1527 gründete Philipp die Universität Marburg als protestantische Lehranstalt und berief Franz Lambert und Adam Krafft zu ihren ersten Theologieprofessoren. Da Krafft als herumreisender Visitator und Hofprediger kaum Zeit zum Unterrichten fand, lag das theologische Studium vor allem in den Händen von Franz Lambert. Er trug wesentlich zur Aus- und Fortbildung protestantischer Prediger aus dem In- und Ausland bei.

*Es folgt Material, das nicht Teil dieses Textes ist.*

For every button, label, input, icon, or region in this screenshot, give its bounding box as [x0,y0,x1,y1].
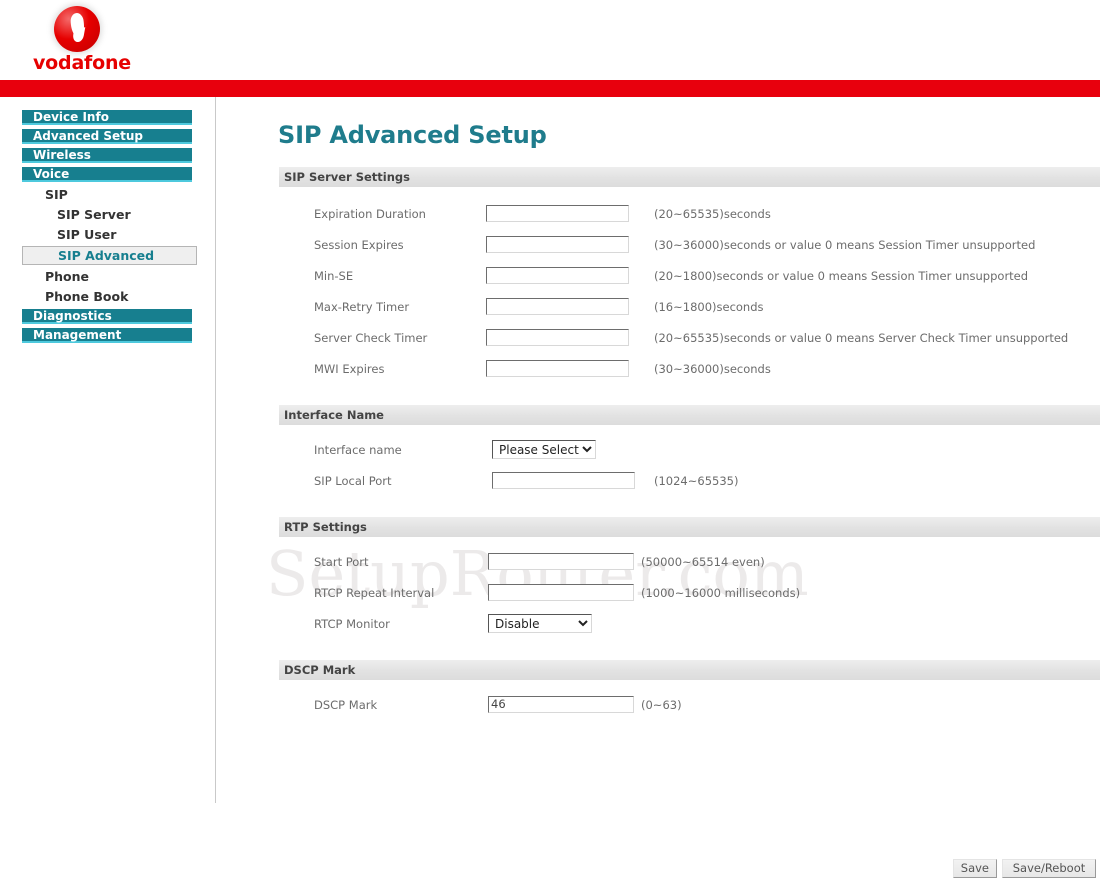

Lambert konnte diese Aufgabe bestens ausfüllen, weil die Unterrichtssprache in Marburg wie an jeder Universität Europas Latein war. Gerne hätte er stärker am Aufbau der entstehenden Landeskirche mitgewirkt, doch seine unzureichenden Deutschkenntnisse ließen dies nicht zu.

Viele seiner Vorlesungen über das Alte und Neue Testament veröffentlichte er auch weiterhin in Buchform. Doch 1530 wurde das außergewöhnliche Leben von Franz Lambert mit 43 Jahren viel zu früh durch die Pest beendet. 

Reformator und Märtyrer: Der Schotte Patrick Hamilton wurde von Lambert geprägt – und starb 1528 als erster Märtyrer der schottischen Reformation. Seine Thesen verbreiteten Lamberts Ideen weit über Deutschland hinaus. 

Ein Netzwerk europäischer Reformatoren

Vor allem in Schottland ist ein direkter Einfluss Lamberts nachweisbar: 1527 besuchten vier schottische Theologen seine Vorlesungen in Marburg. Unter ihnen war Patrick Hamilton, den er ermutigte, seine Überzeugungen in der ersten Universitätsdisputation Marburgs zu verteidigen.

Als Patrick’s Places nahmen sie großen Einfluss auf die schottische und englische Reformation. Dass Hamilton dafür 1528 hingerichtet und zum ersten Märtyrer der schottischen Reformation wurde, verlieh seinem Zeugnis Glaubwürdigkeit und erhöhte auch Lamberts Bekanntheit in Großbritannien.

In England wurden Lamberts Bücher zwischen 1525 und 1533 nach denen Luthers am häufigsten durch den Index verboten oder in Ketzerverhören als häretisch bezeichnet. Dennoch wurden einige seiner lateinischen Bücher ins Englische und auch ins Niederländische übersetzt.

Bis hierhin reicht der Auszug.